Cartel de 'The Sugar Stones'
La audiencia tampoco es inocente en esta exagerada admiración por el bucle. Tal vez hayamos sido hipnotizados por la enésimas versiones de Tu cara me suena o el falso talento de Operación Triunfo, pero el caso es que queremos música de fácil digestión. Visitar territorios conocidos. Como esos turistas de Instagram que se dedican a perseguir los destinos propuestos sin salirse de la guía o tratan a los cuadros como a celebridades —se fotografían con ellos— másque como obras de arte. Nunca se ha acudido tanto a conciertos y nunca ha sido tan difícil defender un proyecto que no se ajuste a los dictados de lo reconocible. Igual que los algoritmos uniformizan nuestros gustos, la realidad parece replicarlos de manera incesante.
Más que una obra abierta, a la manera que explicaba Umberto Eco, parece que busquemos un espejo —favorecedor a ser posible— que nos reafirme en nuestra convicciones. Queremos saber con exactitud cuándo llega el estribillo. Deseamos canciones que nos digan: emociónese aquí. El podcaster musical Marc Ballester —no se pierdan su programa El temple del gos— ha definido a las bandas-tributo como los Carlos Latre del universo musical. Tal vez Bob Dylan lo sospechó hace tiempo y por eso se dedica desde entonces a volver loca a su banda —y a la audiencia— cambiando los arreglos y los tiempos de cada uno de sus temas hasta volverlos irreconocibles.
'Retromanía'
Hubo un tiempo en que estas propuestas tenían cierto sentido, venían a ser una versión más sofisticada de la orquesta de pueblo. Una manera divertida de compartir en directo y entre todos canciones que de otra manera serían imposible escuchar. Atrás quedan bandas como Fundación Tony Manero, donde decenas de músicos jóvenes retorcían el funk y la música disco para convertir la herencia pop en otra cosa disfrutona e irónica. O los todavía en activo Hotel Cochambre que versionaron a su manera —y ese es el mérito— a artistas tan diferentes como Rafaella Carrá , Depeche Mode, El Barrio o Bon Jovi. Parece que ahora lo que se lleva es en una panoplia de grupos donde la mímica, la técnica depurada y la taxidermia sustituyen a cualquier impulso creativo. Piensen en la matraca de Manel Fuentes imitando a Bruce Springsteen con gira incluida.
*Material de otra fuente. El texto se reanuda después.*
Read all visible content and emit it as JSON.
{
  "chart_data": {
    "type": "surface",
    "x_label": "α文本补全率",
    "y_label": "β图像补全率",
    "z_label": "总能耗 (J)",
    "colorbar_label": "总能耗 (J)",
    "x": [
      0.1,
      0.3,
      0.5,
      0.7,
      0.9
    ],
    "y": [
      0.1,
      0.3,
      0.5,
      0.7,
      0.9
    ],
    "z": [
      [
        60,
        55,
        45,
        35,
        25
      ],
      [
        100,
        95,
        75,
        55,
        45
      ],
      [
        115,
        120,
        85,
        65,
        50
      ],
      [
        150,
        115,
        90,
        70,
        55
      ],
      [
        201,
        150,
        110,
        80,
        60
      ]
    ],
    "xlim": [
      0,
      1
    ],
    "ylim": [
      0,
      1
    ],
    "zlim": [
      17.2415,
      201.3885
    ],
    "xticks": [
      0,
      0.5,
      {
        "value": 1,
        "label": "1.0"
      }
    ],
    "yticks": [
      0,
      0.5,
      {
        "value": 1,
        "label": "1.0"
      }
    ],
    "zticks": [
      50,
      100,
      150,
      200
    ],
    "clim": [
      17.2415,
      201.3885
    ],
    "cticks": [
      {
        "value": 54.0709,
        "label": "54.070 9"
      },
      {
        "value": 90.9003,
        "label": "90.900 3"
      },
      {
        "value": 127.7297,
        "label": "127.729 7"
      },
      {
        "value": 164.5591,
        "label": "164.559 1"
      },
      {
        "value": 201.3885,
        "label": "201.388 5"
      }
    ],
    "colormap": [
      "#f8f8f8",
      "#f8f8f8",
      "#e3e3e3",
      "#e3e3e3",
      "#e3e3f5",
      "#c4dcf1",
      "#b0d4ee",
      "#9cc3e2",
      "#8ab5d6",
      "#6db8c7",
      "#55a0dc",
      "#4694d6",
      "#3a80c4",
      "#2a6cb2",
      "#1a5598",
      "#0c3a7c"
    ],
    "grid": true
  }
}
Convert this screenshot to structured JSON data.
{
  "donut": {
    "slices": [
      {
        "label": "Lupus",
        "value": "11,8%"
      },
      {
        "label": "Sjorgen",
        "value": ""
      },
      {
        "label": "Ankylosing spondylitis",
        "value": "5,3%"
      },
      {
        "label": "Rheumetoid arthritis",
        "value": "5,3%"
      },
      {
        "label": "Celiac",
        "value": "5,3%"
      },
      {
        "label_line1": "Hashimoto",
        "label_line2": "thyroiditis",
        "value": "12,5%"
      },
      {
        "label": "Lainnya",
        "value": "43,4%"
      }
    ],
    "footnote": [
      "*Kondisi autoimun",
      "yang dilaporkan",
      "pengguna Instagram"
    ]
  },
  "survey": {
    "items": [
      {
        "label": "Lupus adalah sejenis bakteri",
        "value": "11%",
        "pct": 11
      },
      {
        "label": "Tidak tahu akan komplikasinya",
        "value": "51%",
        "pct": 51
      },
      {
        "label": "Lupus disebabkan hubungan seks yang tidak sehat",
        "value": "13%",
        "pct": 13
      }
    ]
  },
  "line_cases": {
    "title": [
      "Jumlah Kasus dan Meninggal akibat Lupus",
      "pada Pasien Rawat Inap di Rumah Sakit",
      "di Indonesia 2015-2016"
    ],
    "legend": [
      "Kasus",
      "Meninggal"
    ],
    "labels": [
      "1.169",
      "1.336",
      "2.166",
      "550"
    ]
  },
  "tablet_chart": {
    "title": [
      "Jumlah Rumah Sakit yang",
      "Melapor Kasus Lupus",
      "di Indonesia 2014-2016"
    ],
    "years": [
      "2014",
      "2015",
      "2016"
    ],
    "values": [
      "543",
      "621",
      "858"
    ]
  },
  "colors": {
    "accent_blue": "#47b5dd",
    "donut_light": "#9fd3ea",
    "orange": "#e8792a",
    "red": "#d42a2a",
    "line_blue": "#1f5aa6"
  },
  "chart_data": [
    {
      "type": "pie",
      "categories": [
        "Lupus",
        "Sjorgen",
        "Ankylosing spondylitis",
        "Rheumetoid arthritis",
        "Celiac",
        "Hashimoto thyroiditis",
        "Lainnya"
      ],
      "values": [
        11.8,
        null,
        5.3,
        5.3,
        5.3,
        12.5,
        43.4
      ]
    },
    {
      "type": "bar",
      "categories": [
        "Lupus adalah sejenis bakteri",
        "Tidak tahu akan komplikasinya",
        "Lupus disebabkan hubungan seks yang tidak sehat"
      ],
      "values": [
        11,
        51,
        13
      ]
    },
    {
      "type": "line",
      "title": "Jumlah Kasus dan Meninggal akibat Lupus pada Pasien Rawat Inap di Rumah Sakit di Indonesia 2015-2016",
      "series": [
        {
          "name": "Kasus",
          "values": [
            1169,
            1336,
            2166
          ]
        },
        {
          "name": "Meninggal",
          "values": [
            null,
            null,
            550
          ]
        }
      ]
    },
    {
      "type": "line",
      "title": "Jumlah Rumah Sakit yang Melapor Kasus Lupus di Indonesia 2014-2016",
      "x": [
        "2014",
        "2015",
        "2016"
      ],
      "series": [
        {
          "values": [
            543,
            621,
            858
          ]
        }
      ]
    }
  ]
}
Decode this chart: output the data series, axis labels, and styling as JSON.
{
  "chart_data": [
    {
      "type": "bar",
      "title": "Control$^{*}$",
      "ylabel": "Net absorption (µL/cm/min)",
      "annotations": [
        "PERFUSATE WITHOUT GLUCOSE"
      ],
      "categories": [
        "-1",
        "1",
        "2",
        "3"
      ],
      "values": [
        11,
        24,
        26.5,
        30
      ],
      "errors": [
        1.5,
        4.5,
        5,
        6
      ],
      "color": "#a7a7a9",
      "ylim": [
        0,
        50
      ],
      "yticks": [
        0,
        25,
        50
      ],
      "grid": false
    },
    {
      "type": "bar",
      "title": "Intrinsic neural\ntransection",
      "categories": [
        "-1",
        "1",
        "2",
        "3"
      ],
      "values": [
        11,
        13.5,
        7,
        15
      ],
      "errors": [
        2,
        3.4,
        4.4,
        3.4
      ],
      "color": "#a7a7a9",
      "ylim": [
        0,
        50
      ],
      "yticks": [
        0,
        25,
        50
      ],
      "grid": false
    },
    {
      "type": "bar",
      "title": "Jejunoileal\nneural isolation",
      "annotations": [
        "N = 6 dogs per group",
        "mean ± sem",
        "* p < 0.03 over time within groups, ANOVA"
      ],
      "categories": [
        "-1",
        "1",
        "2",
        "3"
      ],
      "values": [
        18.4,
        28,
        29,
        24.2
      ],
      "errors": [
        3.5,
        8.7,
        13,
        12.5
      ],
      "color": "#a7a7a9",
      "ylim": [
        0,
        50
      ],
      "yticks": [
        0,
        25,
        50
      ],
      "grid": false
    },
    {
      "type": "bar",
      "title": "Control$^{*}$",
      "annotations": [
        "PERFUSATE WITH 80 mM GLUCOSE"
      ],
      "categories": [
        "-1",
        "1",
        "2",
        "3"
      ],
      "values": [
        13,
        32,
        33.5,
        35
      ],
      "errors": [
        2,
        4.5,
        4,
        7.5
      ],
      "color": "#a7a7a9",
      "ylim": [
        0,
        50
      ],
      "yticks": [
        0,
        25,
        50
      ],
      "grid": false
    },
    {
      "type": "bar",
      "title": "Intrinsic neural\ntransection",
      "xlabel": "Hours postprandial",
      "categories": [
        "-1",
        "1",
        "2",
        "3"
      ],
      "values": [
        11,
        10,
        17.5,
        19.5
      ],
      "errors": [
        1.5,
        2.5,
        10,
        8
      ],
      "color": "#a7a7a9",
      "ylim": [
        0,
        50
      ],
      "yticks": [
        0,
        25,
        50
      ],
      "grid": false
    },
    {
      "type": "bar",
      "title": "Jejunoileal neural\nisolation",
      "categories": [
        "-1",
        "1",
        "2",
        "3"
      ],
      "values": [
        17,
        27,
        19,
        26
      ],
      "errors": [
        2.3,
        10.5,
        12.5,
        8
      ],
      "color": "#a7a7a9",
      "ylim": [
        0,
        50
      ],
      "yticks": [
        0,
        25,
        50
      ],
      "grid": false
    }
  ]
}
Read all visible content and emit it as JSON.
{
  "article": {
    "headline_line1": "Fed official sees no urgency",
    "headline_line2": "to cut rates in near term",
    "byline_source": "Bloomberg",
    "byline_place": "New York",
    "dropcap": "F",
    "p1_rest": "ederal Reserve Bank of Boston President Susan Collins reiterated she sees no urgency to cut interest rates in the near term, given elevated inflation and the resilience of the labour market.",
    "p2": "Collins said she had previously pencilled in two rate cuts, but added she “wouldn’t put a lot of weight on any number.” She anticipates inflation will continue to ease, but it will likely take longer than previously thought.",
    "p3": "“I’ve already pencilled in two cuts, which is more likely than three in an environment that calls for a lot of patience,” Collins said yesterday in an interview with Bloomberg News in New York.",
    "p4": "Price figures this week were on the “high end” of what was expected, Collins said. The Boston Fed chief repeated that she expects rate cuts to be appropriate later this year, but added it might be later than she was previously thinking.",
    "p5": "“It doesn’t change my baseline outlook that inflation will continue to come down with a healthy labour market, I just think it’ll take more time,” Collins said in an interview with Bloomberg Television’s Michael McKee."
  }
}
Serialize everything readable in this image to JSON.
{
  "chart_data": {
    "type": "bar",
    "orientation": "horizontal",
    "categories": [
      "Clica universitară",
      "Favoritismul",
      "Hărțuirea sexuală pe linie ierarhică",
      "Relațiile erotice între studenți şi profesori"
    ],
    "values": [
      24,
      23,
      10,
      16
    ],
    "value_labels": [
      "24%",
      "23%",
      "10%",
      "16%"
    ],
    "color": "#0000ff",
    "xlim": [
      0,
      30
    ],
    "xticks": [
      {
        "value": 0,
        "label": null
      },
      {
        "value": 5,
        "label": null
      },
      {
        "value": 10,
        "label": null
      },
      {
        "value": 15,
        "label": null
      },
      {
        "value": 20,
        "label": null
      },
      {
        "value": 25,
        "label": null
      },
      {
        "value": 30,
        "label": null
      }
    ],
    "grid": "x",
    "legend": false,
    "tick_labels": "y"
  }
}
En Retromanía, la adicción del pop a su propio pasado(Caja Negra), Simon Reynolds explica que esa clase de revivalismo pocas veces está basado con el gusto específico por cierto sonido o escena y tiene más que ver con un claro antagonismo hacia el presente, con la sensación de que algo se ha perdido en la música contemporánea. En La angustia de la influencia, Harold Bloom sostenía que os jóvenes autores no debían temer la asimilación de los grandes maestros del canon: bastaba con interpretarlos cada uno a su manera para, en la imperfección de la copia, generar la variación necesaria. ¿Pero qué pasará si se sanciona la alteración? ¿Qué homenajearemos cuando ya no quede nada que homenajear? Siempre podríamos hacer como el viejo Borges, que afirmaba que los fragmentos del Quijote que escribía el imaginado escritor francés Pierre Menard eran mucho mejores que los originales de Cervantes.